L’Aveyron ça sonne bien avec vigneron mais c’est un pays plus connu pour ses hautes terres, monts d’Aubrac et Grands Causses, pays d’élevage où sont nés des fromages renommés : le Roquefort et le Laguiole. Et pourtant les vignes se sont agrippées aux pentes modelées à la force des bras, murets de pierre sèche et escalier de géants en témoignent. Bien sûr, lorsqu’ils sont restés au pays les aveyronnais sont plus paysans et éleveurs que vignerons, mais comme ceux qui sont montés à la ville ce sont des entreprenants, âpres à la tâche, mais soucieux de leur pays, de leur terre. Ici la vigne se jardine. Comme elle n’est pas dominante elle s’accroche, s’insinue dans le paysage, voisine des sites remarquables : le château d’Estaing et l’Abbaye de Conques dont le cartulaire fait état dès le Ixe siècle des premières terres à vigne s’élevant sur les terrasses du Fel... Vignoble enclavé, tourné sur lui-même, méconnu ou même décrié, paradoxalement il fait parti de ceux dont l’avenir est bien plus assuré que celui de grande mer de vignes plus connues, plus renommées.
Pourquoi me direz-vous ? Tout bêtement parce que l’Aveyron est un pays vert, accueillant, où la table est fort bien garnie d’une cuisine simple, nature, de caractère et goûteuse.
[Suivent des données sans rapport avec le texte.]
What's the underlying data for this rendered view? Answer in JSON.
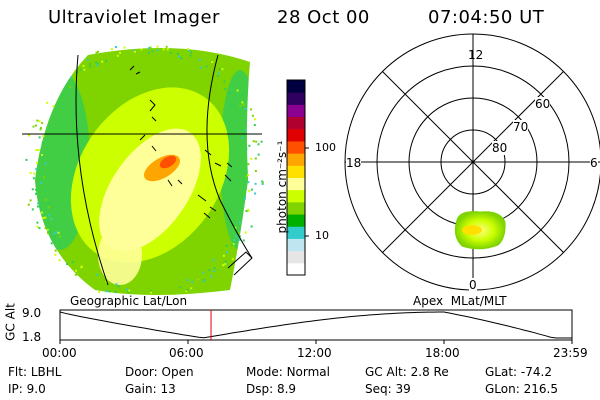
{
  "header": {
    "instrument": "Ultraviolet Imager",
    "date": "28 Oct 00",
    "time": "07:04:50 UT"
  },
  "colorbar": {
    "unit_label": "photon cm⁻²s⁻¹",
    "ticks": [
      "100",
      "10"
    ],
    "colors": [
      "#ffffff",
      "#e6e6e6",
      "#bfe6f0",
      "#33cccc",
      "#00b000",
      "#7fd400",
      "#ccff00",
      "#ffff99",
      "#ffe000",
      "#ffa500",
      "#ff5000",
      "#e00000",
      "#b00030",
      "#8b0090",
      "#300060",
      "#000040"
    ]
  },
  "left_panel": {
    "label": "Geographic Lat/Lon"
  },
  "right_panel": {
    "label": "Apex  MLat/MLT",
    "mlt_labels": {
      "top": "12",
      "left": "18",
      "right": "6",
      "bottom": "0"
    },
    "lat_labels": [
      "60",
      "70",
      "80"
    ]
  },
  "altitude_plot": {
    "ylabel": "GC Alt",
    "y_ticks": [
      "9.0",
      "1.8"
    ],
    "x_ticks": [
      "00:00",
      "06:00",
      "12:00",
      "18:00",
      "23:59"
    ],
    "current_time_hours": 7.08
  },
  "info": {
    "row1": [
      {
        "key": "Flt:",
        "value": "LBHL"
      },
      {
        "key": "Door:",
        "value": "Open"
      },
      {
        "key": "Mode:",
        "value": "Normal"
      },
      {
        "key": "GC Alt:",
        "value": "2.8 Re"
      },
      {
        "key": "GLat:",
        "value": "-74.2"
      }
    ],
    "row2": [
      {
        "key": "IP:",
        "value": "9.0"
      },
      {
        "key": "Gain:",
        "value": "13"
      },
      {
        "key": "Dsp:",
        "value": "8.9"
      },
      {
        "key": "Seq:",
        "value": "39"
      },
      {
        "key": "GLon:",
        "value": "216.5"
      }
    ]
  }
}
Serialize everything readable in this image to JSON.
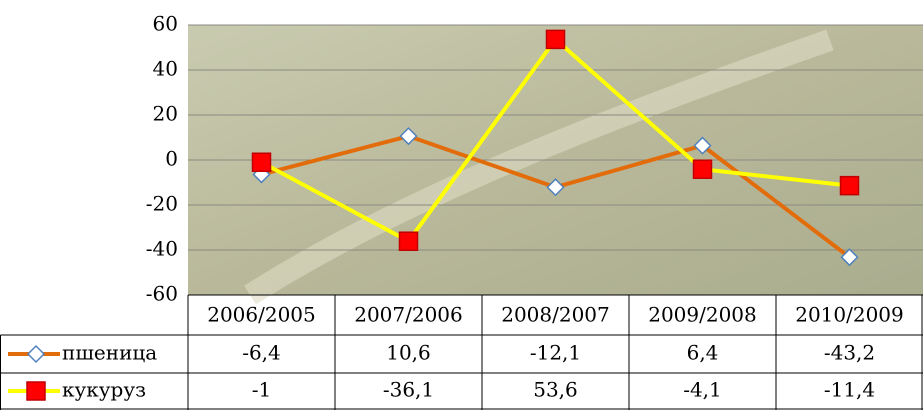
{
  "chart_data": {
    "type": "line",
    "categories": [
      "2006/2005",
      "2007/2006",
      "2008/2007",
      "2009/2008",
      "2010/2009"
    ],
    "series": [
      {
        "name": "пшеница",
        "color": "#E36C0A",
        "marker": "diamond",
        "marker_fill": "#FFFFFF",
        "marker_stroke": "#4F81BD",
        "values": [
          -6.4,
          10.6,
          -12.1,
          6.4,
          -43.2
        ],
        "value_labels": [
          "-6,4",
          "10,6",
          "-12,1",
          "6,4",
          "-43,2"
        ]
      },
      {
        "name": "кукуруз",
        "color": "#FFFF00",
        "marker": "square",
        "marker_fill": "#FF0000",
        "marker_stroke": "#C00000",
        "values": [
          -1,
          -36.1,
          53.6,
          -4.1,
          -11.4
        ],
        "value_labels": [
          "-1",
          "-36,1",
          "53,6",
          "-4,1",
          "-11,4"
        ]
      }
    ],
    "ylim": [
      -60,
      60
    ],
    "yticks": [
      -60,
      -40,
      -20,
      0,
      20,
      40,
      60
    ],
    "grid": true
  }
}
La recherche de l’authentique sans les fioritures de ceux qui le vendent au mètre, sur affiche ou papier glacé, conduisent ceux qui mettent leurs actes en harmonie avec leurs paroles à y venir d’un coup d’aile ou via le viaduc de Millau. Certes tout n’est pas parfait en Aveyron, mais sous l’impulsion d’hommes comme André Valadier et Christian Valette qui font leurs produits à la fois avec leur cœur mais aussi avec le souci de générer et de garder de la valeur au pays, la tendance productive pourra s’infléchir. Loin des batailles médiatiques qui servent plus le cursus politique de certains, celle-ci est plus modeste, moins spectaculaire, mais bien plus en phase avec une réelle demande sociale. Faire de bons produits, les faire apprécier in situ tout en les mettant à la portée des urbains comme l’a montré la mise en avant au restaurant du Ministère de l’Agriculture, rue Barbet de Jouy, des produits de la filière bleue, blanc, cœur. La bataille du mieux manger se gagnera de cette matière intelligente et pragmatique. J’y reviendrai dans une future chronique.
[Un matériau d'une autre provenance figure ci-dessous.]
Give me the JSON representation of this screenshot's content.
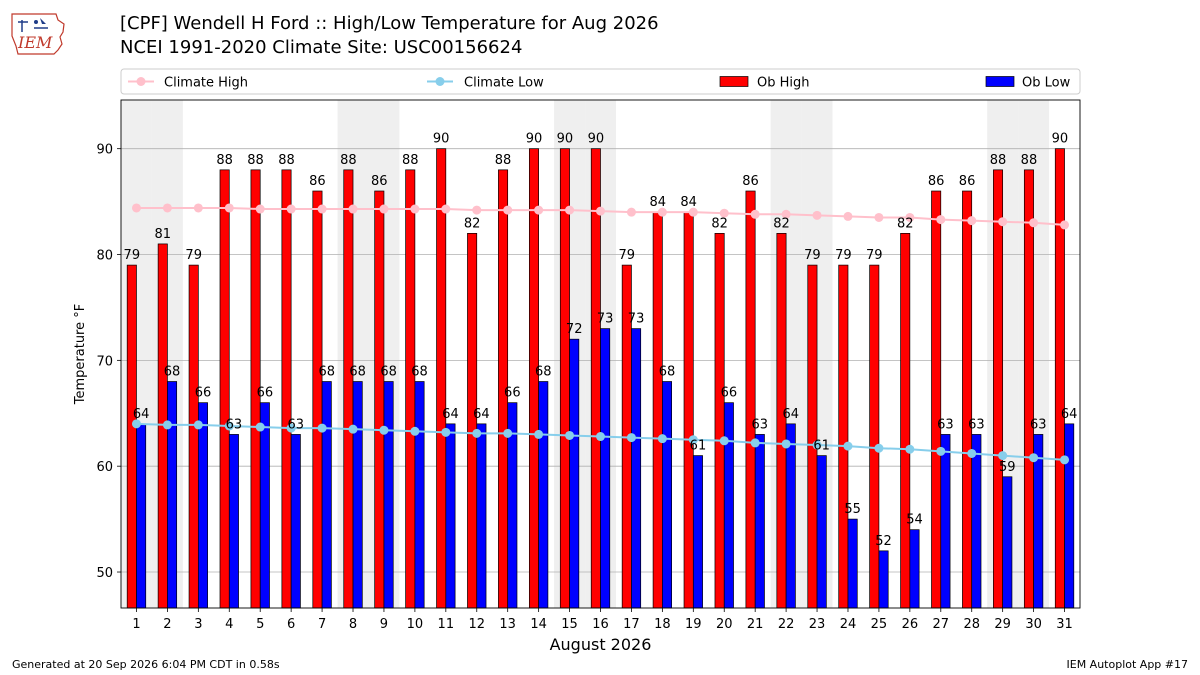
{
  "header": {
    "title": "[CPF] Wendell H Ford :: High/Low Temperature for Aug 2026",
    "subtitle": "NCEI 1991-2020 Climate Site: USC00156624",
    "logo_text": "IEM"
  },
  "footer": {
    "generated": "Generated at 20 Sep 2026 6:04 PM CDT in 0.58s",
    "app": "IEM Autoplot App #17"
  },
  "colors": {
    "ob_high": "#ff0000",
    "ob_low": "#0000ff",
    "climate_high": "#ffc0cb",
    "climate_low": "#87ceeb",
    "weekend_shade": "#efefef"
  },
  "chart_data": {
    "type": "bar",
    "xlabel": "August 2026",
    "ylabel": "Temperature °F",
    "ylim": [
      46.6,
      94.6
    ],
    "yticks": [
      50,
      60,
      70,
      80,
      90
    ],
    "grid": "horizontal",
    "legend_position": "top",
    "weekend_days": [
      1,
      2,
      8,
      9,
      15,
      16,
      22,
      23,
      29,
      30
    ],
    "categories": [
      "1",
      "2",
      "3",
      "4",
      "5",
      "6",
      "7",
      "8",
      "9",
      "10",
      "11",
      "12",
      "13",
      "14",
      "15",
      "16",
      "17",
      "18",
      "19",
      "20",
      "21",
      "22",
      "23",
      "24",
      "25",
      "26",
      "27",
      "28",
      "29",
      "30",
      "31"
    ],
    "series": [
      {
        "name": "Ob High",
        "type": "bar",
        "values": [
          79,
          81,
          79,
          88,
          88,
          88,
          86,
          88,
          86,
          88,
          90,
          82,
          88,
          90,
          90,
          90,
          79,
          84,
          84,
          82,
          86,
          82,
          79,
          79,
          79,
          82,
          86,
          86,
          88,
          88,
          90
        ]
      },
      {
        "name": "Ob Low",
        "type": "bar",
        "values": [
          64,
          68,
          66,
          63,
          66,
          63,
          68,
          68,
          68,
          68,
          64,
          64,
          66,
          68,
          72,
          73,
          73,
          68,
          61,
          66,
          63,
          64,
          61,
          55,
          52,
          54,
          63,
          63,
          59,
          63,
          64
        ]
      },
      {
        "name": "Climate High",
        "type": "line",
        "values": [
          84.4,
          84.4,
          84.4,
          84.4,
          84.3,
          84.3,
          84.3,
          84.3,
          84.3,
          84.3,
          84.3,
          84.2,
          84.2,
          84.2,
          84.2,
          84.1,
          84.0,
          84.0,
          84.0,
          83.9,
          83.8,
          83.8,
          83.7,
          83.6,
          83.5,
          83.5,
          83.3,
          83.2,
          83.1,
          83.0,
          82.8
        ]
      },
      {
        "name": "Climate Low",
        "type": "line",
        "values": [
          64.0,
          63.9,
          63.9,
          63.8,
          63.7,
          63.6,
          63.6,
          63.5,
          63.4,
          63.3,
          63.2,
          63.1,
          63.1,
          63.0,
          62.9,
          62.8,
          62.7,
          62.6,
          62.5,
          62.4,
          62.2,
          62.1,
          62.0,
          61.9,
          61.7,
          61.6,
          61.4,
          61.2,
          61.0,
          60.8,
          60.6
        ]
      }
    ]
  }
}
Et les vins dans tout cela ? On pourrait me rétorquer que cette belle mosaïque de plateaux entaillées par de multiples cours d’eau, avec de terribles dénivellations, où les parcelles sont forcément petites, à hauteur d’home, sans jamais écraser le paysage, n’est pas forcément synonyme de bons vins. J’en conviens mais cette poignée d’hectares 20 pour le VDQS d’Entraygues et de Fel, 19 pour le VDQS d’Estaing, 57 pour les Côtes de Millau, 200 pour l’AOC Marcillac et quelques arpents pour les anciens vins de pays de l’Aveyron, a de l’avenir et si, les droits de plantation de la vigne venaient à ouvrir un peu plus la porte, non pas à la libéralisation – sacrilège absolu pour tous les libéraux de la vigne – à une gestion plus intelligente de l’adaptation de l’offre à une réelle demande marchande, ces ont de l’avenir par leur bonne adéquation avec l’image de leur pays. Bien sûr ce ne sont pas des grands vins mais des vins qui seront bus et qui rendront joyeux et heureux ceux qui les auront bus. Le vin n’est pas qu’un produit d’admiration, d’adulation pour grands amateurs c’est, ou ça devrait être avant tout un produit de partage et de convivialité.
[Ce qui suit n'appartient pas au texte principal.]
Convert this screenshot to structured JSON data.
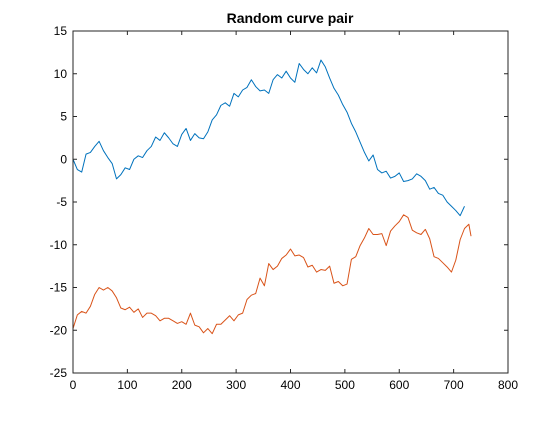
{
  "chart_data": {
    "type": "line",
    "title": "Random curve pair",
    "xlabel": "",
    "ylabel": "",
    "xlim": [
      0,
      800
    ],
    "ylim": [
      -25,
      15
    ],
    "xticks": [
      0,
      100,
      200,
      300,
      400,
      500,
      600,
      700,
      800
    ],
    "yticks": [
      -25,
      -20,
      -15,
      -10,
      -5,
      0,
      5,
      10,
      15
    ],
    "grid": false,
    "legend": "none",
    "series": [
      {
        "color": "#0072BD",
        "x": [
          0,
          8,
          16,
          24,
          32,
          40,
          48,
          56,
          64,
          72,
          80,
          88,
          96,
          104,
          112,
          120,
          128,
          136,
          144,
          152,
          160,
          168,
          176,
          184,
          192,
          200,
          208,
          216,
          224,
          232,
          240,
          248,
          256,
          264,
          272,
          280,
          288,
          296,
          304,
          312,
          320,
          328,
          336,
          344,
          352,
          360,
          368,
          376,
          384,
          392,
          400,
          408,
          416,
          424,
          432,
          440,
          448,
          456,
          464,
          472,
          480,
          488,
          496,
          504,
          512,
          520,
          528,
          536,
          544,
          552,
          560,
          568,
          576,
          584,
          592,
          600,
          608,
          616,
          624,
          632,
          640,
          648,
          656,
          664,
          672,
          680,
          688,
          696,
          704,
          712,
          720
        ],
        "y": [
          0,
          -1.2,
          -1.5,
          0.6,
          0.8,
          1.5,
          2.1,
          1.0,
          0.2,
          -0.5,
          -2.3,
          -1.8,
          -1.0,
          -1.2,
          0.0,
          0.4,
          0.2,
          1.0,
          1.5,
          2.6,
          2.2,
          3.1,
          2.5,
          1.8,
          1.5,
          2.9,
          3.6,
          2.2,
          3.0,
          2.5,
          2.4,
          3.2,
          4.6,
          5.2,
          6.3,
          6.6,
          6.2,
          7.7,
          7.3,
          8.1,
          8.4,
          9.3,
          8.5,
          8.0,
          8.1,
          7.7,
          9.3,
          9.9,
          9.5,
          10.3,
          9.5,
          9.0,
          11.2,
          10.5,
          10.0,
          10.7,
          10.1,
          11.6,
          10.8,
          9.5,
          8.3,
          7.5,
          6.4,
          5.5,
          4.2,
          3.2,
          2.0,
          0.8,
          -0.2,
          0.5,
          -1.2,
          -1.6,
          -1.4,
          -2.2,
          -2.0,
          -1.6,
          -2.6,
          -2.5,
          -2.3,
          -1.7,
          -2.0,
          -2.5,
          -3.5,
          -3.3,
          -4.0,
          -4.2,
          -5.0,
          -5.5,
          -6.0,
          -6.6,
          -5.5
        ]
      },
      {
        "color": "#D95319",
        "x": [
          0,
          8,
          16,
          24,
          32,
          40,
          48,
          56,
          64,
          72,
          80,
          88,
          96,
          104,
          112,
          120,
          128,
          136,
          144,
          152,
          160,
          168,
          176,
          184,
          192,
          200,
          208,
          216,
          224,
          232,
          240,
          248,
          256,
          264,
          272,
          280,
          288,
          296,
          304,
          312,
          320,
          328,
          336,
          344,
          352,
          360,
          368,
          376,
          384,
          392,
          400,
          408,
          416,
          424,
          432,
          440,
          448,
          456,
          464,
          472,
          480,
          488,
          496,
          504,
          512,
          520,
          528,
          536,
          544,
          552,
          560,
          568,
          576,
          584,
          592,
          600,
          608,
          616,
          624,
          632,
          640,
          648,
          656,
          664,
          672,
          680,
          688,
          696,
          704,
          712,
          720,
          728,
          732
        ],
        "y": [
          -19.8,
          -18.2,
          -17.8,
          -18.0,
          -17.2,
          -15.8,
          -15.0,
          -15.3,
          -15.0,
          -15.4,
          -16.2,
          -17.4,
          -17.6,
          -17.3,
          -17.9,
          -17.5,
          -18.5,
          -18.0,
          -18.0,
          -18.3,
          -18.9,
          -18.6,
          -18.6,
          -18.9,
          -19.2,
          -19.0,
          -19.3,
          -18.0,
          -19.4,
          -19.6,
          -20.3,
          -19.8,
          -20.4,
          -19.3,
          -19.3,
          -18.8,
          -18.3,
          -18.9,
          -18.2,
          -18.0,
          -16.4,
          -15.9,
          -15.7,
          -13.9,
          -14.8,
          -12.2,
          -12.9,
          -12.5,
          -11.6,
          -11.2,
          -10.5,
          -11.3,
          -11.2,
          -11.5,
          -12.6,
          -12.4,
          -13.2,
          -12.9,
          -13.0,
          -12.5,
          -14.5,
          -14.3,
          -14.8,
          -14.6,
          -11.7,
          -11.4,
          -10.1,
          -9.2,
          -8.1,
          -8.8,
          -8.8,
          -8.7,
          -10.1,
          -8.4,
          -7.8,
          -7.3,
          -6.5,
          -6.8,
          -8.3,
          -8.6,
          -8.8,
          -8.2,
          -9.3,
          -11.4,
          -11.6,
          -12.1,
          -12.6,
          -13.2,
          -11.8,
          -9.4,
          -8.1,
          -7.6,
          -9.0
        ]
      }
    ]
  }
}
Alors, comme ce n’est pas profession, je mets au défi les dégustateurs patentés d’aller trainer leur longs nez dans les chais aveyronnais. Pour ce faire je leur joins, les cartes et la liste des vignerons. Paris-Rodez est desservi par Air France la virée peut se faire en deux ou trois jours. Pas un très gros investissement pour nos revues spécialisées, faisable non ! Pour ma part j’ai chroniqué sur un humble vin de pays celui de Patrick Rols link et si certains audacieux veulent se risquer jusqu’en Aveyron je peux leur servir de GO, le service étant compris bien sûr. Au plaisir de vous lire chers confrères.